ELL Programs Get Overhaul in New York and Los Angeles
Acknowledging that they are not meeting the needs of hundreds of thousands of students learning to speak English, the nation’s two largest school systems this month announced plans to improve instruction and services for English-language learners.
Pressed by federal and state officials, the Los Angeles Unified School District and the New York City Department of Education will adopt broad changes to their programs and services for students learning English.
In Los Angeles, school officials cooperated with the U.S. Department of Education to devise a plan to overhaul its master plan for serving English learners—an agreement that ends an 18-month-old enforcement action by the Education Department’s office for civil rights to improve educational opportunities for ELLs in that district. The pact also requires the Los Angeles district to target more resources and academic opportunities to its African-American students.
In New York City, school officials have pledged to start 125 bilingual programs over the next three years and to communicate more effectively with parents of English learners about the services available for their children. Schools also must improve their track record for assessing a new student’s language abilities in a timely way to determine if they require special services.

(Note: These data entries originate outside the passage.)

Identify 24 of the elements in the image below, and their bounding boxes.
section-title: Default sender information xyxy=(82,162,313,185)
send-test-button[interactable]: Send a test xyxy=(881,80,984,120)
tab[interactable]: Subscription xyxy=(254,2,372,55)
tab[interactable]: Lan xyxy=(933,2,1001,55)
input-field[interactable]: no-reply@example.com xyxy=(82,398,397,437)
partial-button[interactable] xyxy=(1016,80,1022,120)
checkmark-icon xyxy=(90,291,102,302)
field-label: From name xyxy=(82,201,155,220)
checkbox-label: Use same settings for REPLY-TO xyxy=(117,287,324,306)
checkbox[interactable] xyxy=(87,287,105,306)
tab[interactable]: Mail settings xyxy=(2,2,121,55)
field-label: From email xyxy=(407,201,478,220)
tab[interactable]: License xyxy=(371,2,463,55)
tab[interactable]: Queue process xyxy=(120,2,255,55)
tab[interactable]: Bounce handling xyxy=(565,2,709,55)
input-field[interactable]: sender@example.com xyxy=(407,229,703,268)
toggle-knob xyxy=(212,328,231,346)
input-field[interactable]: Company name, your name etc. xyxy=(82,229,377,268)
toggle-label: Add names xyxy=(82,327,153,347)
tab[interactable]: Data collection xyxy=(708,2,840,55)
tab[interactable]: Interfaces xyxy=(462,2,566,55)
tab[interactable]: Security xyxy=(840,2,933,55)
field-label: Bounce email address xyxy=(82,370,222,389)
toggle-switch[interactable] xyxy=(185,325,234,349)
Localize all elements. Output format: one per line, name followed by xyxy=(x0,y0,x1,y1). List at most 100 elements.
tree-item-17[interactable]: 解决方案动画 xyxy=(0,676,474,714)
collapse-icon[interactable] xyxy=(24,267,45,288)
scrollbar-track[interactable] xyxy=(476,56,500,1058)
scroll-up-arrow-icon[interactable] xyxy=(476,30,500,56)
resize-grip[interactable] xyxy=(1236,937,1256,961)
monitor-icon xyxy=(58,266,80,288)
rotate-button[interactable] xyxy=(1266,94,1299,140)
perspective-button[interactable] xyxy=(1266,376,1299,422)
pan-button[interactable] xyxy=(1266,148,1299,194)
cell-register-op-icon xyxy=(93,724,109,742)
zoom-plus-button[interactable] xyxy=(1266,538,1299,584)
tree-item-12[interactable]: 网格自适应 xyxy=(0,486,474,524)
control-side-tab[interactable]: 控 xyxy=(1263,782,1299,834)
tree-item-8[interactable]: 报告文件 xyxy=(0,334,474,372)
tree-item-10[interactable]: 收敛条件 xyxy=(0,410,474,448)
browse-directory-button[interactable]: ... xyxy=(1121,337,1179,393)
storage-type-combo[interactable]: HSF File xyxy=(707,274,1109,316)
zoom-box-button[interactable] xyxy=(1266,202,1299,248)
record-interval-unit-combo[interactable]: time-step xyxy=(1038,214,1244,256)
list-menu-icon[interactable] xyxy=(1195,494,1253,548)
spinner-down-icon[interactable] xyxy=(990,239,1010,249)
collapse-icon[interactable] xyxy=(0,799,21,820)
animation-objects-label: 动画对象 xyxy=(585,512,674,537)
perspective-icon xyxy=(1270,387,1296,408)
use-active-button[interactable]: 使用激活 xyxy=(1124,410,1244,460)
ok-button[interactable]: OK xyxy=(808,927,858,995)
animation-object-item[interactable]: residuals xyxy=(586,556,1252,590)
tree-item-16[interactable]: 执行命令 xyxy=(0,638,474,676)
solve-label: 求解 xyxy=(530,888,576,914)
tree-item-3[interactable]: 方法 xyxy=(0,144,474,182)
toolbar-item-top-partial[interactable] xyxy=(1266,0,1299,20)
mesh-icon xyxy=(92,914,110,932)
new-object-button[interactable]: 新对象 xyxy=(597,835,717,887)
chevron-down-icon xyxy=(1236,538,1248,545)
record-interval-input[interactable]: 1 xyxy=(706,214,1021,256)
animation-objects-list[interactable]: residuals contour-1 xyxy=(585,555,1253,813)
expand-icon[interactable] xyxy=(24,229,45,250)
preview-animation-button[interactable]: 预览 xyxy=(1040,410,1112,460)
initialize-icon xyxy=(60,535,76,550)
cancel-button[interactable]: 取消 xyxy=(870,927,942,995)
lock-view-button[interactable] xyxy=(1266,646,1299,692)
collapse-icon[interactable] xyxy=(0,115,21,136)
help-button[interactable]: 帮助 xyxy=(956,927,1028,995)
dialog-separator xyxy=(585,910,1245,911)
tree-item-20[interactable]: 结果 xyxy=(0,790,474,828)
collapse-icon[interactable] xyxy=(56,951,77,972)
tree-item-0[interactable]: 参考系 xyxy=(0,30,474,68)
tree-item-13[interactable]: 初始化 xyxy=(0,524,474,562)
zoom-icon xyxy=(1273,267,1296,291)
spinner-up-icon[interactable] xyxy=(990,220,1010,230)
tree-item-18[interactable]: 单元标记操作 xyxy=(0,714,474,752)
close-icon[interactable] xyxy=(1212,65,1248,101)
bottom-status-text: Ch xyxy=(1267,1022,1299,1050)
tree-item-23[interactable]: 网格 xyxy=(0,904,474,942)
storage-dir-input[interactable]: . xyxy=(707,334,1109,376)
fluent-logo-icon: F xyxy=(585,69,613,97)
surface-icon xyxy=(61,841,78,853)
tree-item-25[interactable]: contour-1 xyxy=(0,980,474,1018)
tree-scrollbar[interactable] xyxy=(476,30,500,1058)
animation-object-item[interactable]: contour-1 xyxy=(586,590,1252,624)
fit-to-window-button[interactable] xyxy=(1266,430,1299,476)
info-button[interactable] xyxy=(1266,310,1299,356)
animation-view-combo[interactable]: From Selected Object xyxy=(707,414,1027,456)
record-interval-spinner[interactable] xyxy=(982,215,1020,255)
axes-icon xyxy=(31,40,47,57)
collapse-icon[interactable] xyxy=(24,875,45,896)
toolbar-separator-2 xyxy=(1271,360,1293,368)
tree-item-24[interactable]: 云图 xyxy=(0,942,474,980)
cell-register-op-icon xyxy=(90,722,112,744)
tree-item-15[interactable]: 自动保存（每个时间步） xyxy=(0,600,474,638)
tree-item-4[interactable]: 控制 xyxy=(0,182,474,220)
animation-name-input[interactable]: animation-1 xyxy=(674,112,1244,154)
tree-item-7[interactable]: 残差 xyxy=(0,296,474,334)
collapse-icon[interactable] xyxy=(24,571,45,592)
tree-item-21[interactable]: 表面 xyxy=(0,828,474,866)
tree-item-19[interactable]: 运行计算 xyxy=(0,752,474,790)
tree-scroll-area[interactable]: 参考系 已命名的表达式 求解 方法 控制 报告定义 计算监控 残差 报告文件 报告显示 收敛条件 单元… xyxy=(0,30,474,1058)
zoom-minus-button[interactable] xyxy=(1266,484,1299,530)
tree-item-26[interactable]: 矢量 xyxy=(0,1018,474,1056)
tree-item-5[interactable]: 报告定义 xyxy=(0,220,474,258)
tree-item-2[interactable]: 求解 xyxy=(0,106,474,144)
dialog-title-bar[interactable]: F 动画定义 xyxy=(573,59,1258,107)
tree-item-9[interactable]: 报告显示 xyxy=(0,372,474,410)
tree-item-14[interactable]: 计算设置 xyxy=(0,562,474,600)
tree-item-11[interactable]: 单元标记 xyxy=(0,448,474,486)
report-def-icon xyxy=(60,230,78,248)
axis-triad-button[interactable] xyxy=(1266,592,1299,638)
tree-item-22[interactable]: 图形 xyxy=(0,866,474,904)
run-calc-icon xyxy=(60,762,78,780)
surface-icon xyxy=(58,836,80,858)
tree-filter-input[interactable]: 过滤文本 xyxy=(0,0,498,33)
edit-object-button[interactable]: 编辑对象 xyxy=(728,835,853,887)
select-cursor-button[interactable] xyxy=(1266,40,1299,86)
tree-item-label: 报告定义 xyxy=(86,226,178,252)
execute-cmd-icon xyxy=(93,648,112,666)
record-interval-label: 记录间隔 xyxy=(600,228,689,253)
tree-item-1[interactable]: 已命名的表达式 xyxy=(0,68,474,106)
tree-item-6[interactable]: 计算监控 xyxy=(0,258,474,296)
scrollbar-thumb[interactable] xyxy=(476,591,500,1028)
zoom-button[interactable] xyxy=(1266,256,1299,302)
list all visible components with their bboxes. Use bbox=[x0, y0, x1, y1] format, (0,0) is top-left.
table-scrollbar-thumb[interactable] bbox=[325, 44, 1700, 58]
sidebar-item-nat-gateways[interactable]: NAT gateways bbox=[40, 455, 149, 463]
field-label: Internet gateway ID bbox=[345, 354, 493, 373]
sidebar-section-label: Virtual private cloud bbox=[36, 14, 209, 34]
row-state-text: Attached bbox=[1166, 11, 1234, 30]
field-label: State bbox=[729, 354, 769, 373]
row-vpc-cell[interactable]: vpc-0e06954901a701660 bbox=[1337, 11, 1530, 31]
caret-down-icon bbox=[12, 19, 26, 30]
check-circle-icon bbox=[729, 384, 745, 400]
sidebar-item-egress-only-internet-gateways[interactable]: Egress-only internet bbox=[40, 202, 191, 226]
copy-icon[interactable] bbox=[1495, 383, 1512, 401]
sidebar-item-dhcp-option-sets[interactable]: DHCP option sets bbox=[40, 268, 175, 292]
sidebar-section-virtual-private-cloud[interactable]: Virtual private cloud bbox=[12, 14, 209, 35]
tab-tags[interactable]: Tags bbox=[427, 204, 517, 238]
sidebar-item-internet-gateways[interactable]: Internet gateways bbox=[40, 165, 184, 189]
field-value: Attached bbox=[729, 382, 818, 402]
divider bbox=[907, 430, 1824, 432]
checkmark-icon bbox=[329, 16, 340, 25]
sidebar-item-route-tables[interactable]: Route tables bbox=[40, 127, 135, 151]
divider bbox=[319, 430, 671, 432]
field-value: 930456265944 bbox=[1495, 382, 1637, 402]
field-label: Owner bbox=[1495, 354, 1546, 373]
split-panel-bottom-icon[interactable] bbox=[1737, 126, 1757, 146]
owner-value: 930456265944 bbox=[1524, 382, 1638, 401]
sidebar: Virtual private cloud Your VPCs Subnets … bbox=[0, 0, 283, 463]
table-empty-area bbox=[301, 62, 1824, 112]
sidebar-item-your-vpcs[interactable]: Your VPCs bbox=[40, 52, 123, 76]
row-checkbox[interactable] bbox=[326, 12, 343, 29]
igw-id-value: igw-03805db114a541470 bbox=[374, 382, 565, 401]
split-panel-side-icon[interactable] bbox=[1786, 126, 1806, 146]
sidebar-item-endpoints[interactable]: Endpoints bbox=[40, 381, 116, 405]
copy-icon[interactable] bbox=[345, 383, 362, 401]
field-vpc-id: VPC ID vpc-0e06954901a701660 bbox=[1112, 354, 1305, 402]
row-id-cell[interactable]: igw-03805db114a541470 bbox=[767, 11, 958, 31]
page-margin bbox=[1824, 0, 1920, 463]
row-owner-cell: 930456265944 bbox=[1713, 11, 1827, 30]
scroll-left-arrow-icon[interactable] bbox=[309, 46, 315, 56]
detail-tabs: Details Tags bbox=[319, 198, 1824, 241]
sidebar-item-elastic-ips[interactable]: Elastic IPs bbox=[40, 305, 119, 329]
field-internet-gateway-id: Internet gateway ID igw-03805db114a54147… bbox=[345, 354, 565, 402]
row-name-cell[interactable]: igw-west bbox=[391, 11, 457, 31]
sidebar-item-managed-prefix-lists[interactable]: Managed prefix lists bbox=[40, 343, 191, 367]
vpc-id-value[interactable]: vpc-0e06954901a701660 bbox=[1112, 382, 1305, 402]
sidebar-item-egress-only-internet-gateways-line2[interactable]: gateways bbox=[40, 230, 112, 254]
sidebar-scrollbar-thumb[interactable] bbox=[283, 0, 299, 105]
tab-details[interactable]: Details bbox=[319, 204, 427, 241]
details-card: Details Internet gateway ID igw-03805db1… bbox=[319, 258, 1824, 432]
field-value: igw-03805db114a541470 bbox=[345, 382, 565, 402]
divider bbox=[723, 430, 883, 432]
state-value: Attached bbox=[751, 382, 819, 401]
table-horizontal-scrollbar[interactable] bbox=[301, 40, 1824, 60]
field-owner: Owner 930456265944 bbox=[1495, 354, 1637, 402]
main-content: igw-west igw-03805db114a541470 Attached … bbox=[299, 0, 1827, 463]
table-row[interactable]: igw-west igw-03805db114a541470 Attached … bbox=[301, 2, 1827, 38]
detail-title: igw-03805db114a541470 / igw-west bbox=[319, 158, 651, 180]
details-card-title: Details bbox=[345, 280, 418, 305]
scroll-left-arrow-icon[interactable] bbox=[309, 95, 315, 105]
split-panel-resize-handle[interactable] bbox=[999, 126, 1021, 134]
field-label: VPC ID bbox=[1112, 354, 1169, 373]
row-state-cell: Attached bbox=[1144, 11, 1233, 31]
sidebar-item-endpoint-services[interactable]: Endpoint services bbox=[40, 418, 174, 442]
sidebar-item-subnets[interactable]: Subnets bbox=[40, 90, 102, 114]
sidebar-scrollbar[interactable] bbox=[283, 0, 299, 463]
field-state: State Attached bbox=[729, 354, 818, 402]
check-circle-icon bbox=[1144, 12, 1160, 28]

Those changes—and many others—are part of a “corrective action plan” that was ordered by the New York State Education Department last year. The district schools could face sanctions—including the withholding of federal and state funds—if it does not comply with the benchmarks set forth in the plan.
The improvement plans in both cities could serve as models for other school systems as the population of students who don’t read, write, and speak English proficiently continues to rise sharply across the country. According to the National Council of English Language Acquisition, the number of ELLs in public schools nationally rose from 3.5 million students during the 1997-98 school year to 5.3 million in 2008-2009.
“To have the two largest school districts in the country take the lead and voluntarily do what is right for these students is an example of the forward-looking leadership we need because so many school systems are struggling with these same challenges,” said Russlynn H. Ali, the federal Education Department’s assistant secretary for civil rights. “These kinds of actions shine a bright spotlight on what was going wrong and what can be done to make it right.”
Los Angeles Unified has nearly 200,000 students who are English learners—just under 30 percent of the district’s 670,000 students. More than 154,000 students—or 14.3 percent—are identified as English learners in the 1.1 million-student New York City system.
Ms. Ali, whose office led the civil rights investigation in Los Angeles, said her team’s probe found the district had no centralized process for evaluating the effectiveness of services for English learners or identifying how to improve those services across schools. The probe also found that a vast majority of English learners in middle and high school continued to struggle academically even after being deemed proficient in English, Ms. Ali said.
The investigation also revealed stark inequities for schools with large concentrations of African-American students. The school system was already overhauling its master plan for ELLs and worked cooperatively with the civil rights office to reach an agreement. The department will leave it up to local school officials to craft specific strategies, but will provide ongoing oversight, Ms. Ali said.
“This is really a way to help the district take the process it already had underway to ensure it is shaped in a way to address the problems that have happened historically,” she said.
In a written statement, Los Angeles Superintendent John Deasy said the district is committed to revamping its entire ELL program and “accelerating its efforts inclosing the achievement gap for our students.”
Delays in Processing
In New York City, English learners for years have lagged behind their peers even though the school system has made progress in increasing graduation rates for ELLs in recent years, said John B. King, Jr., the state education commissioner in New York. Mr. King said he also had concerns about whether the city was complying with state and federal laws and regulations related to educating students who are learning English.
Under the plan, New York City officials will be required to reduce the numbers of students who are not assessed for their language abilities within 10 days of enrolling in the school system. School system officials point to progress that has already been made on that front. During the 2009-10 school year, 77.9 percent of newly admitted students were assessed within 10 days of enrolling and that figure rose to 86.2 percent during 2010-11, according to district data.
The plan also calls for aggressively recruiting certified bilingual and English-as-a-second-language, or ESL, teachers. A shortage of such teachers has hobbled the district’s ability to provide required language services to growing numbers of ELLs. The city has pledged to add 125 bilingual programs over the next three years. ELL advocates said adding those programs addresses the impact of losing similar programs as the city moved to shut down large, comprehensive high schools and replace them with smaller schools.
“That particular reform has led to lots of unintended consequences for ELLs,” said Khin Mai Aung, the director of the Educational Equity Project at the New York City-based Asian American Legal Defense and Education Fund.
The plan requires New York City schools to provide regular progress reports to state education officials and mandates regular reviews from the auditor general for the city’s education department.
“We are committed to holding them to the commitments they have made in this plan,” said Mr. King. “There are federal and state resources tied to their complying with federal and state regulations.”
City and state school officials negotiated the action plan for more than a year, Mr. King said. New York City school officials did not respond to requests for comment, but in a written statement, city Schools Chancellor Dennis M. Walcott said the corrective action plan builds on the district’s past progress with this student population. “We know that when these students become proficient in English and no longer need additional services, they perform even better than their peers and boost our system as a whole,” he said.